I think this corresponds to the expected result and formatting.

More training data for suffixes like Sr. Jr would be very welcome, there are almost no example right now. In the training data, I have annotated the sequence Clow GD, McKay CP, Simmons Jr. GM, and Wharton RA, Jr. as

<author><lastname>Clow</lastname> <forename>GD</forename>, <lastname>McKay</lastname> <forename>CP</forename>, <lastname>Simmons</lastname> <suffix>Jr</suffix>. <forename>GM</forename>, and <lastname>Wharton</lastname> <forename>RA</forename>, <suffix>Jr</suffix>. </author>

So the block of initials is annotated as <forename>, and post-processing takes care of recognizing the initials (2 letters in upper case) and distribute it as forename and middlename.

As this sequence of names is now present in the training data, it's not a surprise to have the above result, it's a way for checking that correctly tagged sequence get well structured and normalised. I think with new names in a different order with Jr. and Sr. and other suffix, having similar good result in a robust manner will require to have a few more relevant cases in the training data - but only a few!

dominic-sps commented 7 years ago

Great Thank you. I'll check this out.

Regarding suffix samples, there are lot of training data already available grobid-trainer/resources/dataset/name/citation/corpus/standalone.names.tei.xml.exclude

Not sure about the "exclude" file purpose.
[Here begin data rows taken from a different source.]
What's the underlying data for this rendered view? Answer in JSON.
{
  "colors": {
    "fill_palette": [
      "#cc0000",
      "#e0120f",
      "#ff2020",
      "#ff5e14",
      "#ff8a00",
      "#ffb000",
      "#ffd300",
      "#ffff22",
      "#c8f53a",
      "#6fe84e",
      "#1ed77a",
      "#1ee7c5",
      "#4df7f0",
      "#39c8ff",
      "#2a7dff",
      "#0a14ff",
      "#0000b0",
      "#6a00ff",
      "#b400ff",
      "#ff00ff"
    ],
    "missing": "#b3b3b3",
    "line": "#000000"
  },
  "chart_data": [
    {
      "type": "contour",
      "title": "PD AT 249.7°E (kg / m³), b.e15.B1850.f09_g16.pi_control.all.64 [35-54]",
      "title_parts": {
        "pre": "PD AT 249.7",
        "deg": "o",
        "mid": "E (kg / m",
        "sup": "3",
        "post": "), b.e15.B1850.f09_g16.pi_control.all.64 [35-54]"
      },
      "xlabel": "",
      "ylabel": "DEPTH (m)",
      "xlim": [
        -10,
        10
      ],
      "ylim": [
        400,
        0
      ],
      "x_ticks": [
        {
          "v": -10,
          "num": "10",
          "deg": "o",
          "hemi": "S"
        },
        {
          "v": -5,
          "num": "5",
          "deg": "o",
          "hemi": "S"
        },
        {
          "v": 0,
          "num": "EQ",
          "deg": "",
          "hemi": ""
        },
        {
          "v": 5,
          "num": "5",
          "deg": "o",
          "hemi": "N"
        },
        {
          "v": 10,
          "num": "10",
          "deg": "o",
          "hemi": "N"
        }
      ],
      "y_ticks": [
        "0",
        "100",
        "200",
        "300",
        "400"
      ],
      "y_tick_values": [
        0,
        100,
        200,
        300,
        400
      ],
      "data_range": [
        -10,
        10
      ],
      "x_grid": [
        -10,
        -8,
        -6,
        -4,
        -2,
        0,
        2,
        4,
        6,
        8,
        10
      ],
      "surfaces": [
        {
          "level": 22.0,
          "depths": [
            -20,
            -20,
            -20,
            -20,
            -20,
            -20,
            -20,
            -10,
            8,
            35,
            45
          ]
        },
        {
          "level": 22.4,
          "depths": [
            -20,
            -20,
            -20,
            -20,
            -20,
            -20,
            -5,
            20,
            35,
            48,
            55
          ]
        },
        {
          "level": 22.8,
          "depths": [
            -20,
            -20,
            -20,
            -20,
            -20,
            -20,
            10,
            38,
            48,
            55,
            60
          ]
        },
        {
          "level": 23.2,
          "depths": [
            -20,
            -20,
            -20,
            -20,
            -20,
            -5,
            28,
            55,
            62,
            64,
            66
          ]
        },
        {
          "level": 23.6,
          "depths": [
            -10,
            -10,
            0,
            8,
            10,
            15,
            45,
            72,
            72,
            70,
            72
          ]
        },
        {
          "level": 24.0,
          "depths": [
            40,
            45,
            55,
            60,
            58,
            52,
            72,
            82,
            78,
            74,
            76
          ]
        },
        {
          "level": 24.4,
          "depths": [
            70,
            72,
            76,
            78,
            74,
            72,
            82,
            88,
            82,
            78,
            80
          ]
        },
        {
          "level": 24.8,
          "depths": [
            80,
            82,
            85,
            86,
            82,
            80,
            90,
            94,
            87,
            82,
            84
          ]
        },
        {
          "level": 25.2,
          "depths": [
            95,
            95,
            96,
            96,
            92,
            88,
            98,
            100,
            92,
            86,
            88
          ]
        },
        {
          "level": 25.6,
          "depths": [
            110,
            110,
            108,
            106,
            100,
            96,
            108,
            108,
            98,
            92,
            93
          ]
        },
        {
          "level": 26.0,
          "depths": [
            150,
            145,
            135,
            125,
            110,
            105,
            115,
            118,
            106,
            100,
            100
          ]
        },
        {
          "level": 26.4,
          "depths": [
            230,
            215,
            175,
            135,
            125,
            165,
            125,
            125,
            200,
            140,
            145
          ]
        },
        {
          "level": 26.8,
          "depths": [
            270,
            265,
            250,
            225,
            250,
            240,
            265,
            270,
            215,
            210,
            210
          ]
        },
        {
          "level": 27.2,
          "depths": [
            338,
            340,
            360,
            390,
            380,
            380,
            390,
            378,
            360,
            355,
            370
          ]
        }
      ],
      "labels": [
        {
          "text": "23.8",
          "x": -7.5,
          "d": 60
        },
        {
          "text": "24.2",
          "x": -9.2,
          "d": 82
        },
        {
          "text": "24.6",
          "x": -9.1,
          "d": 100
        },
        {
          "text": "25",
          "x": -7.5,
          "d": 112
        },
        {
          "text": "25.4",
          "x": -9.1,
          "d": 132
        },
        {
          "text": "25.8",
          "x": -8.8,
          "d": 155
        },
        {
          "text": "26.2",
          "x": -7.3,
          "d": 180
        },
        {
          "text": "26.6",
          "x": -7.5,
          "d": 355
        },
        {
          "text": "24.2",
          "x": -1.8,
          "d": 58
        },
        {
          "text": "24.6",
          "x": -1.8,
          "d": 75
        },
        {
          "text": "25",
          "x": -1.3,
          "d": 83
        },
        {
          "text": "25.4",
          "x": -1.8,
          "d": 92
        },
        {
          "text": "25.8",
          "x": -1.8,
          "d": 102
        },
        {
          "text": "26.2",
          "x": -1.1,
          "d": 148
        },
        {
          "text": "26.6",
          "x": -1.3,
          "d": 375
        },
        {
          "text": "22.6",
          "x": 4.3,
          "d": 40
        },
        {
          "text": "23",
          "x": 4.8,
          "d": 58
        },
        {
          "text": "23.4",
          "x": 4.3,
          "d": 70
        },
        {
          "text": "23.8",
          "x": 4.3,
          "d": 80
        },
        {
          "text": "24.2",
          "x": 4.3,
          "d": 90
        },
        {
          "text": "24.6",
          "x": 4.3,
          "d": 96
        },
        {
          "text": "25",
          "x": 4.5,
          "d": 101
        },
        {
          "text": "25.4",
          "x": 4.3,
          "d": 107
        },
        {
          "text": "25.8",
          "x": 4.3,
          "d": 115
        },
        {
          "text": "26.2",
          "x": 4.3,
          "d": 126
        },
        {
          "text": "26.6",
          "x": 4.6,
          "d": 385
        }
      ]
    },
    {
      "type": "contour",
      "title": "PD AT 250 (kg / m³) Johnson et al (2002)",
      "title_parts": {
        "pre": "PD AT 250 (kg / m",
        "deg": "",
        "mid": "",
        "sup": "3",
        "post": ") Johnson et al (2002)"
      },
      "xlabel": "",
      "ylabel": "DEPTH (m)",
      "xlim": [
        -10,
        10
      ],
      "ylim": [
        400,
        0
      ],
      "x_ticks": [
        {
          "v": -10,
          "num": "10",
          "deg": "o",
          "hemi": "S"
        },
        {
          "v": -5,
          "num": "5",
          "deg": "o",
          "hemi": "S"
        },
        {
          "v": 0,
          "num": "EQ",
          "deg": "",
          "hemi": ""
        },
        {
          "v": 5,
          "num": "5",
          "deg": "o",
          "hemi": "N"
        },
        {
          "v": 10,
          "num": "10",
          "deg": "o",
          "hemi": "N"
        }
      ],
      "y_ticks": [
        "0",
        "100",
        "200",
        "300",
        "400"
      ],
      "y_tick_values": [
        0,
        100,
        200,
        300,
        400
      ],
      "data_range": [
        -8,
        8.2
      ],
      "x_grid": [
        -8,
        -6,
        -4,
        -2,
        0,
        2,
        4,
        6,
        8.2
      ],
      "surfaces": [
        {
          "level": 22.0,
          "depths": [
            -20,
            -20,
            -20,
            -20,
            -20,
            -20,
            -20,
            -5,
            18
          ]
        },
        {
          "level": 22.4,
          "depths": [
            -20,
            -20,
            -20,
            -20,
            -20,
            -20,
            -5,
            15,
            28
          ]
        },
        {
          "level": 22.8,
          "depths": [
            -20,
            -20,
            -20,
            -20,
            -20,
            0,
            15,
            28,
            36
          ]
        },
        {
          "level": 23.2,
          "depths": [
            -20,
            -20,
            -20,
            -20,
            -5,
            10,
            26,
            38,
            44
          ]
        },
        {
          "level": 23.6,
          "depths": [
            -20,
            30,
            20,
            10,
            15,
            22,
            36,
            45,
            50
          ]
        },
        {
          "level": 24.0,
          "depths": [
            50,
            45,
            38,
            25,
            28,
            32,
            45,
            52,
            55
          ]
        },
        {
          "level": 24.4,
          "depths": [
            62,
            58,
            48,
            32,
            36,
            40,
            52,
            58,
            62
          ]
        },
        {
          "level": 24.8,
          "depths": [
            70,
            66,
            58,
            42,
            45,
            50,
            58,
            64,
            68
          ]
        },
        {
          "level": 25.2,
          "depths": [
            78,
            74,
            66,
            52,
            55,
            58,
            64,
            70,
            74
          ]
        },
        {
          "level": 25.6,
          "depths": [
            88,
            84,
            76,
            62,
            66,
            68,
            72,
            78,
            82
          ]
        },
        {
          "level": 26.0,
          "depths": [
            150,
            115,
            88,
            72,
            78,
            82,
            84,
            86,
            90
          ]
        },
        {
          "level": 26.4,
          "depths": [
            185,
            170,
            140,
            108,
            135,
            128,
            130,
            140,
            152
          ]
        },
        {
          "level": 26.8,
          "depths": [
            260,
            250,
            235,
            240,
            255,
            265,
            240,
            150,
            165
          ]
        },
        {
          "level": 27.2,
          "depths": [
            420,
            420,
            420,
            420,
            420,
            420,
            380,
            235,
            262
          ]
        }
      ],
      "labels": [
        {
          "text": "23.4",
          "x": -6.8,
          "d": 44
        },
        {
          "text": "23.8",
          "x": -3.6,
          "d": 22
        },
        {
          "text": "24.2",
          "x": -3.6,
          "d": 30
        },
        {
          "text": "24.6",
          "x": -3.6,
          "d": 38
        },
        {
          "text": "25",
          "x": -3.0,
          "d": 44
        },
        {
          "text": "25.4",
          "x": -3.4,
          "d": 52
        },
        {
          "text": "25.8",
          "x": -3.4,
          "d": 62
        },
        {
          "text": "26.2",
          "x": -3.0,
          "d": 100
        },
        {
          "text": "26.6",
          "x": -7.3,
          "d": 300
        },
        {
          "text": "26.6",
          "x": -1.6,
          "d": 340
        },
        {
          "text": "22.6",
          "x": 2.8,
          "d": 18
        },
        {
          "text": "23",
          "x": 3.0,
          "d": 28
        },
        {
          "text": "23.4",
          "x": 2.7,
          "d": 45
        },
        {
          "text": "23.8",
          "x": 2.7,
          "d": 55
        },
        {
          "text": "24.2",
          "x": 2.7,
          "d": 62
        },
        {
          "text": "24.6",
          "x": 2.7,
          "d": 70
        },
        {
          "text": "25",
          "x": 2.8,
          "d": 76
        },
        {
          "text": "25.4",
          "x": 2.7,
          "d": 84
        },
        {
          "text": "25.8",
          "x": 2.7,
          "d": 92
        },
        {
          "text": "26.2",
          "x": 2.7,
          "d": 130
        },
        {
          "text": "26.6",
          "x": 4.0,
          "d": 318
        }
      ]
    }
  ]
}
If you want full reference with different prefix and suffix, I'll arrange.

kermitt2 commented 7 years ago

I assembled this file with suffix and unusual examples of names for this purpose, but using it resulted in a loss of accuracy for author name recognition of 2-4%, so I have excluded it from the training.

I suppose the problem is that's only names in isolation, not sequence of names as found in academic papers. It might also create over-representation of this kind of unusual names in the trained model. So lesson learned, the best is to use actual data as found in academic papers, and not artificially compiled stuff like this file ;)